Modelling Arctic Sea Ice and Ocean Processes in a Changing Climate

Abstract

Warming four times faster than the rest of the globe, the Arctic region is experiencing rapid changes. At the heart of this amplification of anthropogenic climate change lies a strong coupling between the different components of the climate system, including the ocean and sea ice. The numerous non-linear processes dictating the physical and biogeochemical interactions between the ocean and sea ice influence the local and global climate. Those interactions are investigated by combining theoretical approaches and a hierarchy of numerical models. The processes regulating sea ice thermodynamics are non-linear and obfuscate an intuitive understanding of the evolution of sea ice in a changing climate. A simple thermodynamic sea ice model is used to highlight that sea ice acts as a rectifier for atmospheric forcing and integrates external forcing to generate low frequency internal variability. The ice--ocean heat flux, despite being poorly constrained by observations, dictates the future of sea ice in a warming world. The Arctic Ocean is experiencing longer and more frequent marine heatwaves in recent decades.
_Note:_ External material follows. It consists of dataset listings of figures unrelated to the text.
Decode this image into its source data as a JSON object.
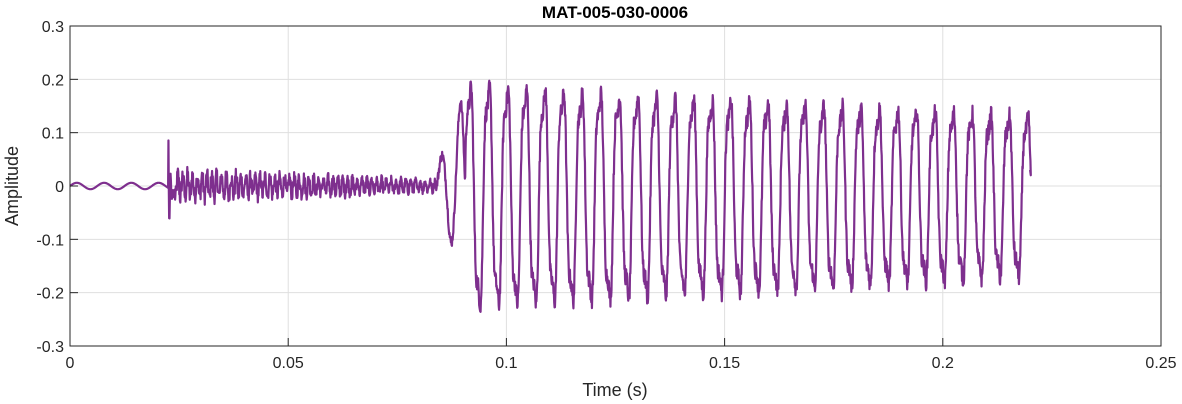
{
  "chart_data": {
    "type": "line",
    "title": "MAT-005-030-0006",
    "xlabel": "Time (s)",
    "ylabel": "Amplitude",
    "xlim": [
      0,
      0.25
    ],
    "ylim": [
      -0.3,
      0.3
    ],
    "grid": true,
    "x_ticks": [
      0,
      0.05,
      0.1,
      0.15,
      0.2,
      0.25
    ],
    "x_tick_labels": [
      "0",
      "0.05",
      "0.1",
      "0.15",
      "0.2",
      "0.25"
    ],
    "y_ticks": [
      0.3,
      0.2,
      0.1,
      0,
      -0.1,
      -0.2,
      -0.3
    ],
    "y_tick_labels": [
      "0.3",
      "0.2",
      "0.1",
      "0",
      "-0.1",
      "-0.2",
      "-0.3"
    ],
    "series": [
      {
        "color": "#7e2f8e",
        "description_points": [
          [
            0.0,
            0.0
          ],
          [
            0.006,
            0.005
          ],
          [
            0.012,
            -0.004
          ],
          [
            0.018,
            0.006
          ],
          [
            0.0225,
            0.0
          ],
          [
            0.0228,
            0.13
          ],
          [
            0.0232,
            -0.055
          ],
          [
            0.025,
            0.06
          ],
          [
            0.03,
            -0.035
          ],
          [
            0.05,
            0.025
          ],
          [
            0.07,
            -0.018
          ],
          [
            0.082,
            0.01
          ],
          [
            0.0845,
            0.03
          ],
          [
            0.0865,
            -0.06
          ],
          [
            0.088,
            0.1
          ],
          [
            0.0895,
            -0.15
          ],
          [
            0.0905,
            0.2
          ],
          [
            0.0925,
            -0.28
          ],
          [
            0.0945,
            0.22
          ],
          [
            0.0985,
            -0.29
          ],
          [
            0.1045,
            0.21
          ],
          [
            0.1055,
            -0.295
          ],
          [
            0.12,
            0.18
          ],
          [
            0.122,
            -0.27
          ],
          [
            0.15,
            0.16
          ],
          [
            0.152,
            -0.24
          ],
          [
            0.18,
            0.14
          ],
          [
            0.182,
            -0.23
          ],
          [
            0.2,
            0.14
          ],
          [
            0.202,
            -0.22
          ],
          [
            0.2175,
            0.135
          ],
          [
            0.2185,
            -0.22
          ],
          [
            0.22,
            0.03
          ]
        ]
      }
    ]
  }
}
A heat budget applied to a regional numerical model provides an overview of the driving mechanisms triggering and dissipating marine heatwaves in the Arctic. Notably, sea ice melt lengthens marine heatwaves by shoaling the surface mixed layer. Marine heatwaves act to provide a pathway for heat from the atmosphere to the subsurface ocean. The Arctic Ocean is a carbon sink, regulating atmospheric concentrations of greenhouse gases. Importantly, sea ice is not a simple physical lid on the ocean, but plays a role as a pump for carbon into the ocean. By combining a theoretical framework and a one-dimensional numerical model, the drivers of this pump are identified and the underestimation of the ocean carbon sink in global climate models is quantified for present and future states of the Arctic. In this thesis, interactions between ice and ocean in the current and future state of the Arctic Ocean are investigated and the role of sea ice as a climate component is highlighted, regulating heat and carbon exchanges between the atmosphere and the ocean and dampening weather noise to generate climate variability.